La Provence identitaire

« Je le dis clairement : faire de Giono une figure de la Provence est une trahison, et de sa pensée, et de son œuvre. Nous combattons l’idée qu’il y a une Provence identitaire de Giono depuis des décennies. » Jacques Mény déambule dans les couloirs du Paraïs comme si c’était chez lui. Le président de l’Association des Amis de Jean Giono a installé ses bureaux dans la maison historique de l’écrivain. Adossé à la colline du Mont d’Or, un jardin en terrasses glisse vers les remparts de Manosque. Au fond du paysage, la Durance, ceinturée par l’autoroute et par la nationale, peine à traîner son cours sur de grands bancs sableux. Dans l’œuvre de Giono, c’est un fleuve indomptable ; aujourd’hui, c’est un triste filet détourné au service de 23 barrages et 33 centrales hydroélectriques. Sur la rive opposée, on devine les premières infrastructures d’ITER, le centre international de recherche en fusion nucléaire, vanté comme le plus grand projet de collaboration scientifique du monde. Jacques Mény, cinéaste, approche de la retraite. Il est élégamment vêtu dans des tons marrons. Sa légitimité à occuper les lieux est d’ordre savant : il sait vous dire en quelle année Giono a fait l’acquisition de tel ouvrage sur le brigandage au Second Empire, ou de tel dictionnaire franco-mandarin. Il était conseiller scientifique de l’exposition Giono au MuCEM. « Que tourisme et littérature puissent faire bon ménage est aujourd’hui admis. Mais ce que porte notre association, c’est l’écriture. » À ce titre, il a fait campagne, avec tous les spécialistes de l’œuvre, contre le label touristique « Destination Provence de Giono » souhaité par l’office de tourisme.

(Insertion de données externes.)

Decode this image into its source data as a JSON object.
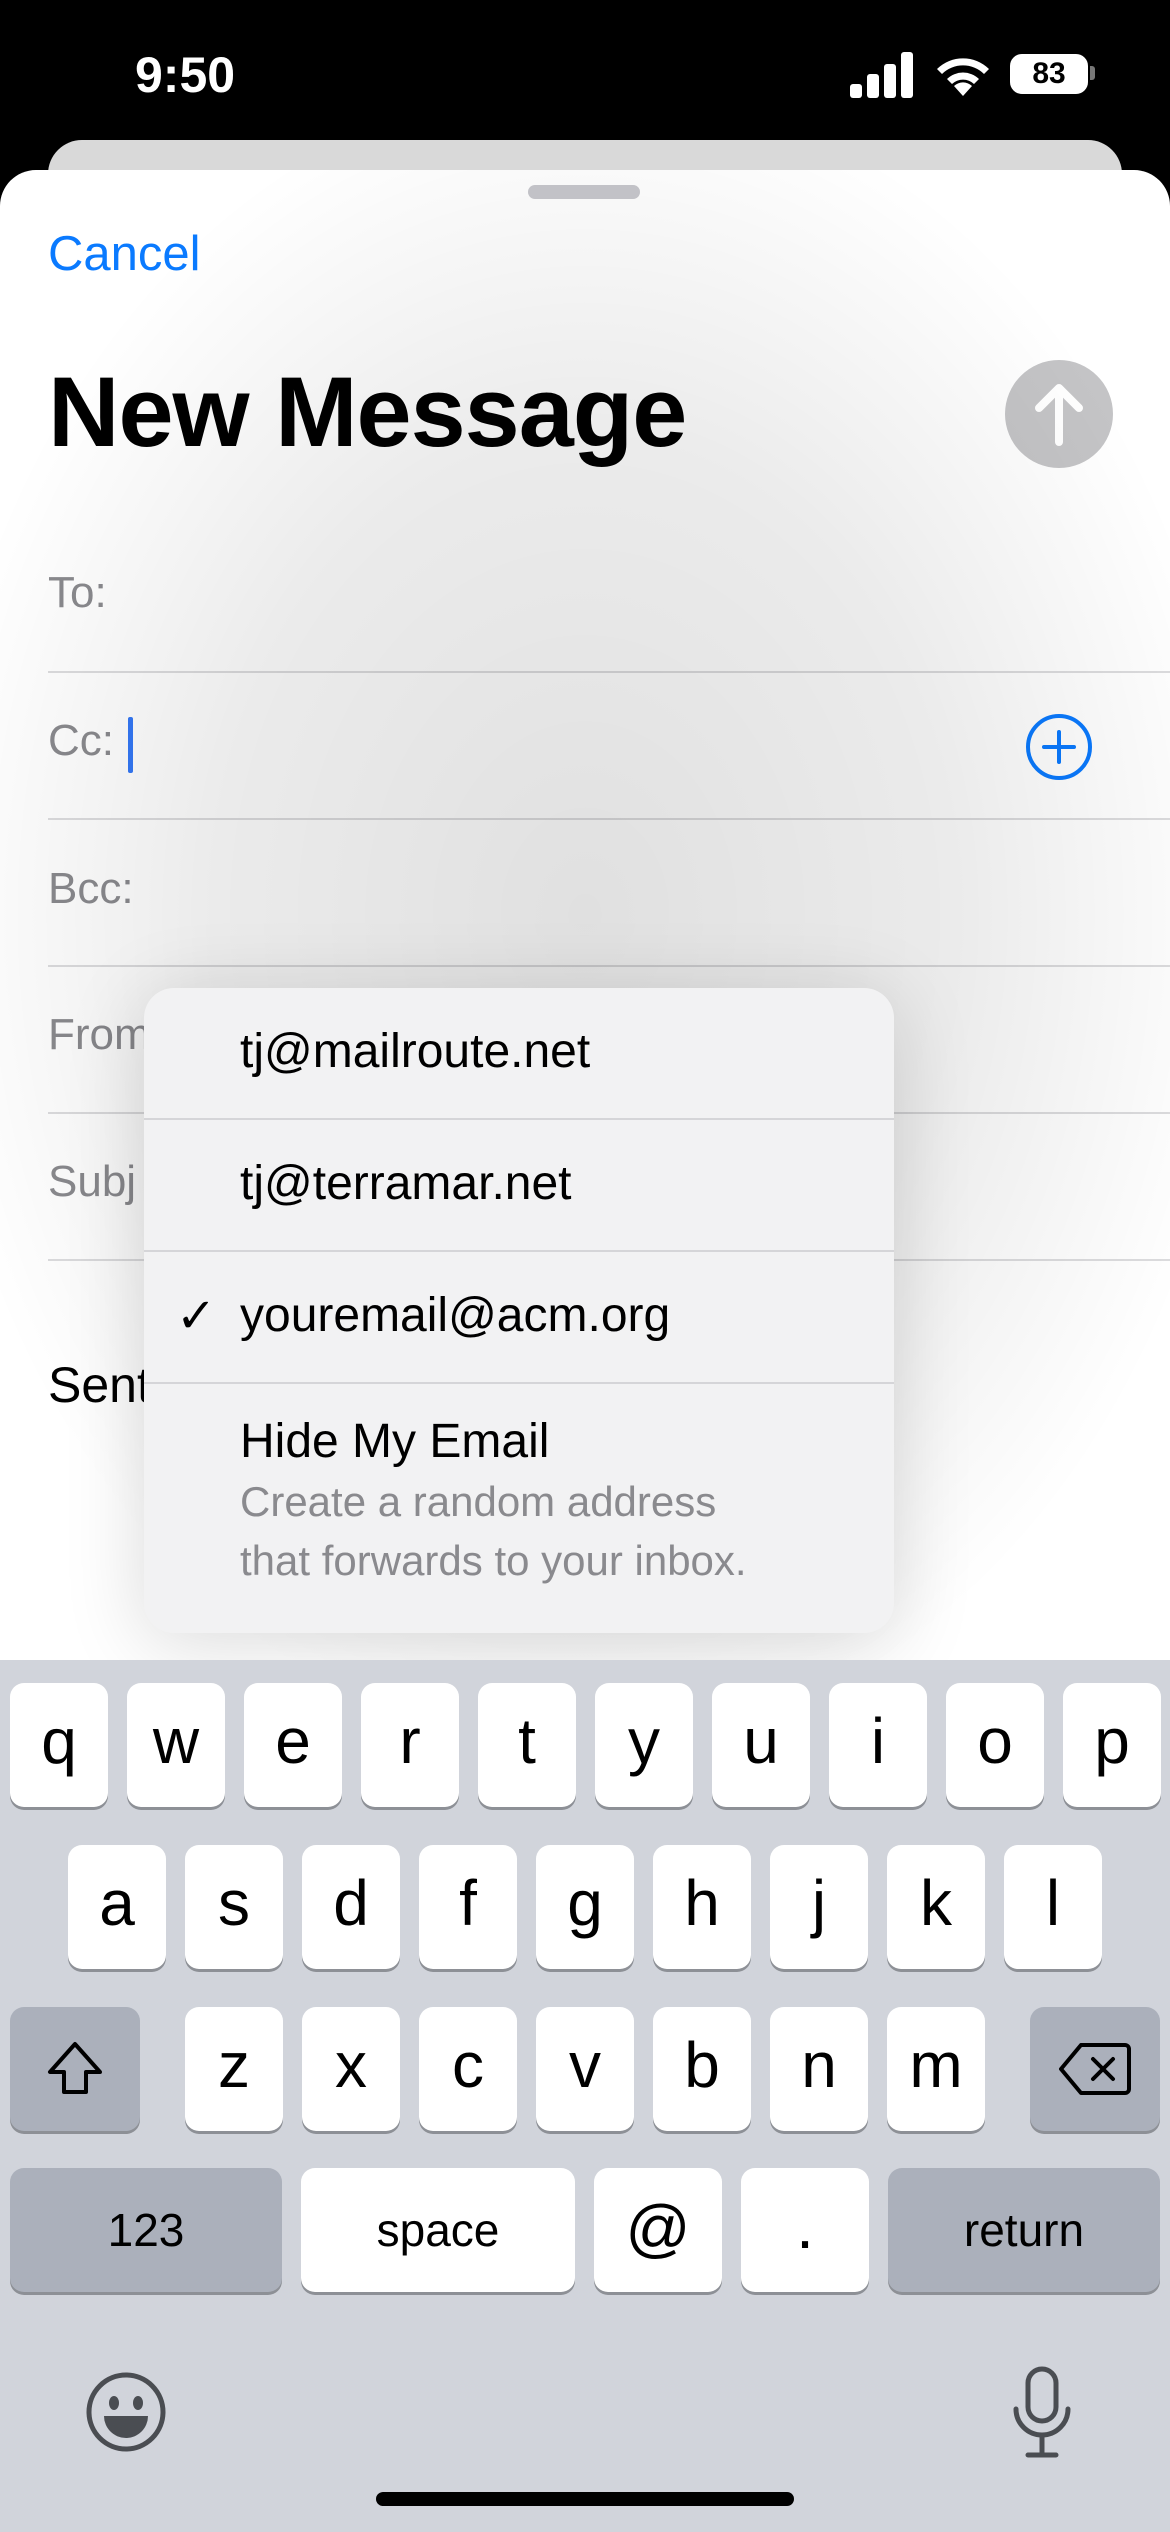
{
  "status": {
    "time": "9:50",
    "battery": "83"
  },
  "header": {
    "cancel_label": "Cancel",
    "title": "New Message"
  },
  "fields": {
    "to_label": "To:",
    "cc_label": "Cc:",
    "bcc_label": "Bcc:",
    "from_label_partial": "From",
    "subject_label_partial": "Subj",
    "body_partial": "Sent"
  },
  "from_menu": {
    "options": [
      {
        "label": "tj@mailroute.net",
        "selected": false
      },
      {
        "label": "tj@terramar.net",
        "selected": false
      },
      {
        "label": "youremail@acm.org",
        "selected": true
      }
    ],
    "check_glyph": "✓",
    "hide_my_email": {
      "label": "Hide My Email",
      "description_line1": "Create a random address",
      "description_line2": "that forwards to your inbox."
    }
  },
  "keyboard": {
    "row1": [
      "q",
      "w",
      "e",
      "r",
      "t",
      "y",
      "u",
      "i",
      "o",
      "p"
    ],
    "row2": [
      "a",
      "s",
      "d",
      "f",
      "g",
      "h",
      "j",
      "k",
      "l"
    ],
    "row3": [
      "z",
      "x",
      "c",
      "v",
      "b",
      "n",
      "m"
    ],
    "numbers_label": "123",
    "space_label": "space",
    "at_label": "@",
    "dot_label": ".",
    "return_label": "return"
  },
  "icons": {
    "send": "arrow-up-icon",
    "add_contact": "plus-circle-icon",
    "shift": "shift-icon",
    "delete": "backspace-icon",
    "emoji": "emoji-icon",
    "mic": "microphone-icon"
  },
  "colors": {
    "accent": "#0a7aff",
    "caret": "#3478f6",
    "send_disabled": "#c4c4c6"
  }
}
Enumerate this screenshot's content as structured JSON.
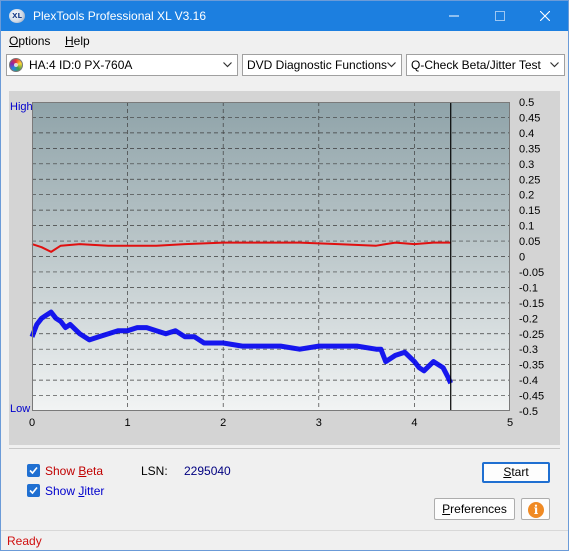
{
  "window": {
    "title": "PlexTools Professional XL V3.16",
    "app_icon_text": "XL"
  },
  "menu": {
    "options": {
      "first": "O",
      "rest": "ptions"
    },
    "help": {
      "first": "H",
      "rest": "elp"
    }
  },
  "toolbar": {
    "drive": "HA:4 ID:0  PX-760A",
    "function": "DVD Diagnostic Functions",
    "test": "Q-Check Beta/Jitter Test"
  },
  "controls": {
    "show_beta": {
      "before": "Show ",
      "underlined": "B",
      "after": "eta",
      "checked": true,
      "color": "#c00000"
    },
    "show_jitter": {
      "before": "Show ",
      "underlined": "J",
      "after": "itter",
      "checked": true,
      "color": "#0000cc"
    },
    "lsn_label": "LSN:",
    "lsn_value": "2295040",
    "start": {
      "before": "",
      "underlined": "S",
      "after": "tart"
    },
    "preferences": {
      "before": "",
      "underlined": "P",
      "after": "references"
    },
    "info_icon_text": "i"
  },
  "status": {
    "text": "Ready"
  },
  "colors": {
    "titlebar": "#1c7fe0",
    "beta_series": "#e01010",
    "jitter_series": "#0000ee",
    "accent": "#1f6fd1"
  },
  "chart_data": {
    "type": "line",
    "left_axis": {
      "top_label": "High",
      "bottom_label": "Low"
    },
    "x_ticks": [
      "0",
      "1",
      "2",
      "3",
      "4",
      "5"
    ],
    "y_ticks": [
      "0.5",
      "0.45",
      "0.4",
      "0.35",
      "0.3",
      "0.25",
      "0.2",
      "0.15",
      "0.1",
      "0.05",
      "0",
      "-0.05",
      "-0.1",
      "-0.15",
      "-0.2",
      "-0.25",
      "-0.3",
      "-0.35",
      "-0.4",
      "-0.45",
      "-0.5"
    ],
    "xlim": [
      0,
      5
    ],
    "ylim": [
      -0.5,
      0.5
    ],
    "grid": true,
    "end_marker_x": 4.38,
    "series": [
      {
        "color": "#e01010",
        "x": [
          0,
          0.1,
          0.2,
          0.3,
          0.5,
          0.8,
          1.0,
          1.3,
          1.6,
          2.0,
          2.4,
          2.8,
          3.2,
          3.6,
          3.8,
          4.0,
          4.2,
          4.38
        ],
        "y": [
          0.04,
          0.03,
          0.015,
          0.035,
          0.04,
          0.035,
          0.035,
          0.035,
          0.04,
          0.045,
          0.045,
          0.045,
          0.04,
          0.035,
          0.045,
          0.04,
          0.045,
          0.045
        ]
      },
      {
        "color": "#0000ee",
        "x": [
          0,
          0.05,
          0.1,
          0.15,
          0.2,
          0.25,
          0.3,
          0.35,
          0.4,
          0.5,
          0.6,
          0.7,
          0.8,
          0.9,
          1.0,
          1.1,
          1.2,
          1.3,
          1.4,
          1.5,
          1.6,
          1.7,
          1.8,
          1.9,
          2.0,
          2.2,
          2.4,
          2.6,
          2.8,
          3.0,
          3.2,
          3.4,
          3.6,
          3.65,
          3.7,
          3.8,
          3.9,
          4.0,
          4.05,
          4.1,
          4.2,
          4.3,
          4.35,
          4.38
        ],
        "y": [
          -0.26,
          -0.22,
          -0.2,
          -0.19,
          -0.18,
          -0.2,
          -0.21,
          -0.23,
          -0.22,
          -0.25,
          -0.27,
          -0.26,
          -0.25,
          -0.24,
          -0.24,
          -0.23,
          -0.23,
          -0.24,
          -0.25,
          -0.24,
          -0.26,
          -0.26,
          -0.28,
          -0.28,
          -0.28,
          -0.29,
          -0.29,
          -0.29,
          -0.3,
          -0.29,
          -0.29,
          -0.29,
          -0.3,
          -0.3,
          -0.34,
          -0.32,
          -0.31,
          -0.34,
          -0.36,
          -0.37,
          -0.34,
          -0.36,
          -0.39,
          -0.41
        ]
      }
    ]
  }
}
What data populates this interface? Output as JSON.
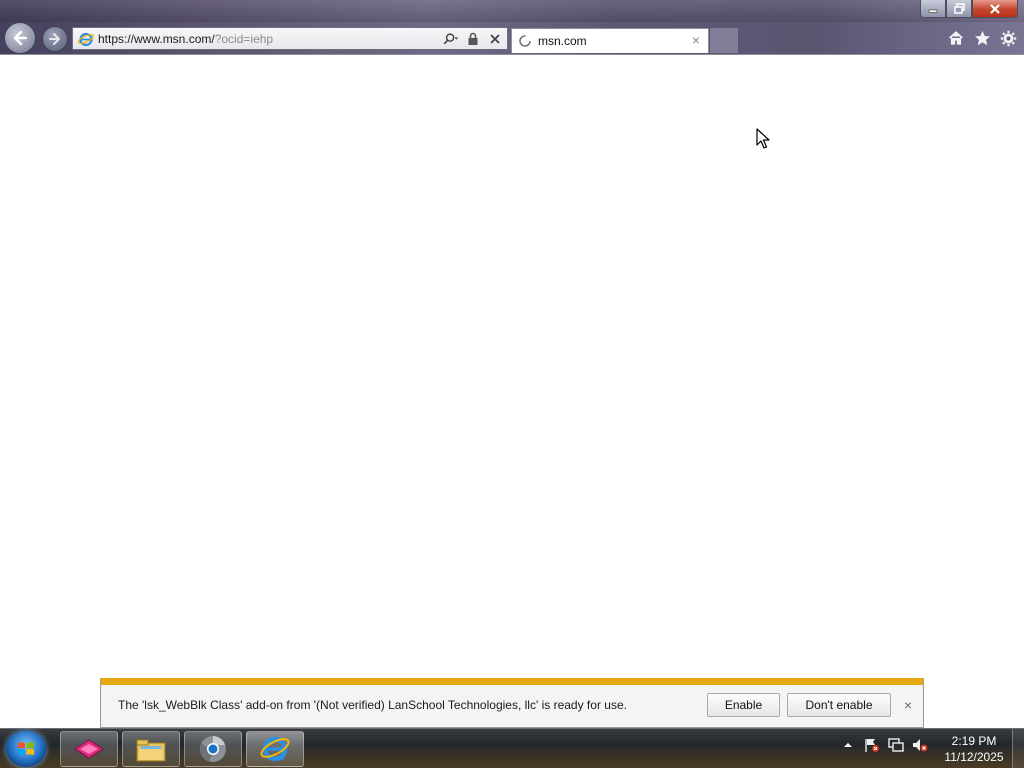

De son vivant, l’écrivain devait déjà s’accommoder d’un double malentendu : vu depuis Saint-Germain-des-Prés, c’est « un cul-terreux, un paysan et un écrivain de la terre, ce qu’il n’est pas » ; aux yeux des paysans manosquins, Giono est une anomalie, parce qu’écrire n’est pas un métier, et que par conséquent il ne travaille pas. Son malheur a sans doute été d’être trop toponymique. « L’attrait qu’exerce la Provence sur le public aura contribué à lancer son œuvre, analyse Jacques Mény. Après, le piège s’est refermé. » Giono aura tenté toute sa vie de s’extraire de l’ornière régionaliste. « D’ailleurs, il déteste tous les autres écrivains dits provençaux. Bosco ? Totalement insensible à Bosco. Daudet ? Déteste. Mistral ? Déteste. Non : le vrai lieu de Giono, c’est le désert. La steppe mongole a été son grand fantasme. » Mais Manosque avait senti le potentiel marchand de son « voyageur immobile ». Jacques Mény reconnaît qu’il y a « une volonté d’utiliser Giono. Son ami Pierre Magnan [écrivain de polars – ndlr] était d’une virulence sans borne à ce sujet. Il a refusé, par testament, que la ville de Manosque garde une trace de lui, alors qu’il y était né. Pas un bout d’impasse, pas une placette, rien. Parce que Manosque, c’était la ville de Giono ».

La Provence imaginaire

 La municipalité a racheté la maison de l’écrivain et subventionne le centre à son nom, abrité dans un immense hôtel particulier. Mais la véritable impulsion du tourisme Giono découle d’un arbitrage administratif décidé à Paris. En 2017, la loi NOTRe, poussée par François Hollande dans le sillage de la réforme des régions, transfère la compétence « tourisme » des villes aux agglomérations. Jean-Frédéric Gonthier se retrouve à la tête du tout nouvel office de tourisme communautaire de la DLVA, pour Durance Lubéron Verdon Agglomération, qui correspond à peu près au quart sud-ouest du département. « Touristiquement, c’est un territoire administratif qui n’est pas pertinent. On ne peut pas dire : venez en vacances en DLVA, constate-t-il. On dirait plutôt : “Pour lutter contre la constipation, prenez deux DLVA par jour”. » Le Lubéron est un repère de gentlemen farmers ; le Val Durance, un axe économique défiguré ; le Verdon, un lieu de villégiature. Ces territoires ont peu de choses en commun, si ce n’est qu’un écrivain les a tous arpentés, à une époque où il n’y avait ni lacs sur le Verdon, ni barrages sur la Durance. « Ce qui nous semblait incontournable dans la stratégie marketing, c’était d’avoir une signature autour de Jean Giono. On a regardé les couvertures de ses livres pour établir notre charte graphique. Très clairement, “la Provence imaginaire de Jean Giono” est un thème que nous avons prévu d’exploiter. » Il s’agit d’une part d’attirer toute la France gionophile, et d’autre part de créer des passerelles avec la population des cures thermales. À Gréoux-les-Bains, il y a toute l’année autant de curistes que d’habitants, qui « viennent trois semaines, avec deux heures de soins par jour, et consomment du tourisme, calcule Isabelle Desbets, de l’Agence de Développement du 04. Derrière, c’est de la taxe de séjour. C’est un enjeu économique. »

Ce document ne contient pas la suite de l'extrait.